The best team is not all about finding the ‘perfect’ people and staff for your company. It is about finding a balance. There is no such thing as a perfect employee, and if someone aims to be perfect they will likely never get anything done. Strive for done before perfect and hire based on values.
#2. Not having the right co-founder
Having a co-founder in itself is just not enough – you need one who shares your values, complements your skills, and is willing to commit the long hours required to get the business thriving.
#3. Too many team members with little to no customers
If your company has more staff than customers, then your company is ready to erupt like a volcano at any time. Come on, who wants more staff than customers?
If that is not a red flag, I don’t know what is.
#4. Too much dependency on paid ads
If your company thinks the only way to tap into the market is with paid ads, then you’re around the corner from failure.
#5. Pivoting at regular intervals
I told you that you should pivot, but remember, you should pivot at the right moment, not every once in a while. Come on, you are
running a company, not a car.
Making changes to your strategy
I can’t stress enough how significant it is to have the right strategy even before a startup begins.
Let’s take a look at the solutions that are needed to implement the right strategy and planning for avoiding failure.
#1. Do your research
As I discussed earlier, introducing a product that has no demand in the market is a complete disaster. Conduct proper research on the market to find out if your product has interest and opportunity.
If your product is the solution to a pain point of your potential customers, it’s more likely to be successful.
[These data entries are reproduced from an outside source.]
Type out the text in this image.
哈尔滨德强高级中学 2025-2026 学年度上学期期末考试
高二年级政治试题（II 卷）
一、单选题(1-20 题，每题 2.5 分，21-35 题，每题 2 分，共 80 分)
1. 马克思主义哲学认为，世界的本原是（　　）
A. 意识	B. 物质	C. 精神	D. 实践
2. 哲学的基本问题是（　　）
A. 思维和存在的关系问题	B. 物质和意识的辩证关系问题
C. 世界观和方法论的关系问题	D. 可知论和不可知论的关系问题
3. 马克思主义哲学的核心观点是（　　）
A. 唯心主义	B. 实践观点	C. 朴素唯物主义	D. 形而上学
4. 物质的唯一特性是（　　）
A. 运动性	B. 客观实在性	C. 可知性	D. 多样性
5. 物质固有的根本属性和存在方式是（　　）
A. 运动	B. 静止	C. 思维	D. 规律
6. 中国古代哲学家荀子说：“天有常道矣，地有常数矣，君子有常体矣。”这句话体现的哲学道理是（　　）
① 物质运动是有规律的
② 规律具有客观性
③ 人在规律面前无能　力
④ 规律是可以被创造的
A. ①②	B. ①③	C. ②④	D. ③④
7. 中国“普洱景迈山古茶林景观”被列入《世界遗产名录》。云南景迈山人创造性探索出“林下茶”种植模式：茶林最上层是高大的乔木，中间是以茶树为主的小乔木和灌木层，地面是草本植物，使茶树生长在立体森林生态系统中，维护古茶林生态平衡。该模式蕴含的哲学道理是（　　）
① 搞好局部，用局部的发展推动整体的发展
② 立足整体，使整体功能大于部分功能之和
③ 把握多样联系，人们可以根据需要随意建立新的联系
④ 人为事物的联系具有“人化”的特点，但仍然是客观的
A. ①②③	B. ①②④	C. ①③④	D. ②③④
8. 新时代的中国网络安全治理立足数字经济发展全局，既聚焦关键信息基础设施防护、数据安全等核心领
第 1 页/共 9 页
#2. Hire a team that complements the strengths and weaknesses of each other
As I said in the red flags section, you need balance in the team, not a team full of perfectionists. If you just hire people who are intellectuals, there is a high chance that you will miss out on effective collaboration.
#3. Take some time to get your focus back
Don’t spend too much time in the office. Get some fresh air or take a vacation so that your mind gets some relaxation from the daily routine. Therefore, you can focus on work even more at critical times.
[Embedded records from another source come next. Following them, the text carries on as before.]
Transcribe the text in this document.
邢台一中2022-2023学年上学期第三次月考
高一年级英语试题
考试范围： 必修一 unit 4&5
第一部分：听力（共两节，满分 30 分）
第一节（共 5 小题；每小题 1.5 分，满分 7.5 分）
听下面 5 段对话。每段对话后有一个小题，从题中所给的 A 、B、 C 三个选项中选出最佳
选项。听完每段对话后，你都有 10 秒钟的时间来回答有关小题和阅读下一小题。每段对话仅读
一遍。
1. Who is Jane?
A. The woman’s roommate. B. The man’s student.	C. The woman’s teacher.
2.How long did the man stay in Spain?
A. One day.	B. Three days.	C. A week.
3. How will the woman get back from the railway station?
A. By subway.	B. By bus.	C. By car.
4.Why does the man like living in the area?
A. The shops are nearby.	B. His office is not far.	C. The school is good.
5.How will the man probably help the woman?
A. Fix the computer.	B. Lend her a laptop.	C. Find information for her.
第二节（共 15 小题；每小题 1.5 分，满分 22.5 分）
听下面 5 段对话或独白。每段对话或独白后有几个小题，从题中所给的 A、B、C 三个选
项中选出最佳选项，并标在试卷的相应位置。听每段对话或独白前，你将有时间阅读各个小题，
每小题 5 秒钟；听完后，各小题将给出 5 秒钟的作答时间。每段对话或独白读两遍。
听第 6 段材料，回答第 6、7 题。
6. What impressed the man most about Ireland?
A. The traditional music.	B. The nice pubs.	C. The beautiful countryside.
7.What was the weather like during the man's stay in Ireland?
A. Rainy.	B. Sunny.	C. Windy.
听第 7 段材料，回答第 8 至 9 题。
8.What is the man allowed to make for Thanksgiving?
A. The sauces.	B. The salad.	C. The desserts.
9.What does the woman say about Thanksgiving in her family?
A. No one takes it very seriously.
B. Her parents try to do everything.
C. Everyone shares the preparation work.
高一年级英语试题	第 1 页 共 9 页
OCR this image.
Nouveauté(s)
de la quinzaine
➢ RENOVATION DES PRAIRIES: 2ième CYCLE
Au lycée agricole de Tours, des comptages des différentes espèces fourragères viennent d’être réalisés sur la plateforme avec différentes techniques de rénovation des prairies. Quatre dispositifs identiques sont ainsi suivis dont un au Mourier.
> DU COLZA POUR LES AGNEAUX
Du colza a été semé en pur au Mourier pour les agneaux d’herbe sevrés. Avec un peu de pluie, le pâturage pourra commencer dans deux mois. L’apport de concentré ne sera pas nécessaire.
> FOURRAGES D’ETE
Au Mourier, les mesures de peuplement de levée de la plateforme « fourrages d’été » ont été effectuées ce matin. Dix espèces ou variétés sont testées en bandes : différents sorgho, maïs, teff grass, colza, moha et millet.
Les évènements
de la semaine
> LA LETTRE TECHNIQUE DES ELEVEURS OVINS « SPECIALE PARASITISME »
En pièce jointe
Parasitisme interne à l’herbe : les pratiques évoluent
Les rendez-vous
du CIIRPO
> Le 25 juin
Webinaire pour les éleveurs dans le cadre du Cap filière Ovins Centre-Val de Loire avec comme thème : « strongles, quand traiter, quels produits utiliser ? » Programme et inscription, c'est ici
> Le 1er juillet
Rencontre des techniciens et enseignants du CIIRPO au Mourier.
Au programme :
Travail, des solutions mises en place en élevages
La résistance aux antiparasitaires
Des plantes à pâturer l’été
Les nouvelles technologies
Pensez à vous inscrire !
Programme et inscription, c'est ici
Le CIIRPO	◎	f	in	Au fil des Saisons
If you haven’t failed yet that means you haven’t tried anything beyond your comfort zone. Try something new to achieve greatness. It is fine if you have failed in your startup attempt. Many people are experiencing failure, and you are not the only one, but try not to commit the same mistakes again.
In the end, I want to end this article with a quote.
“If you are experiencing different failures every day that means you are becoming wiser and wiser, not stupid.”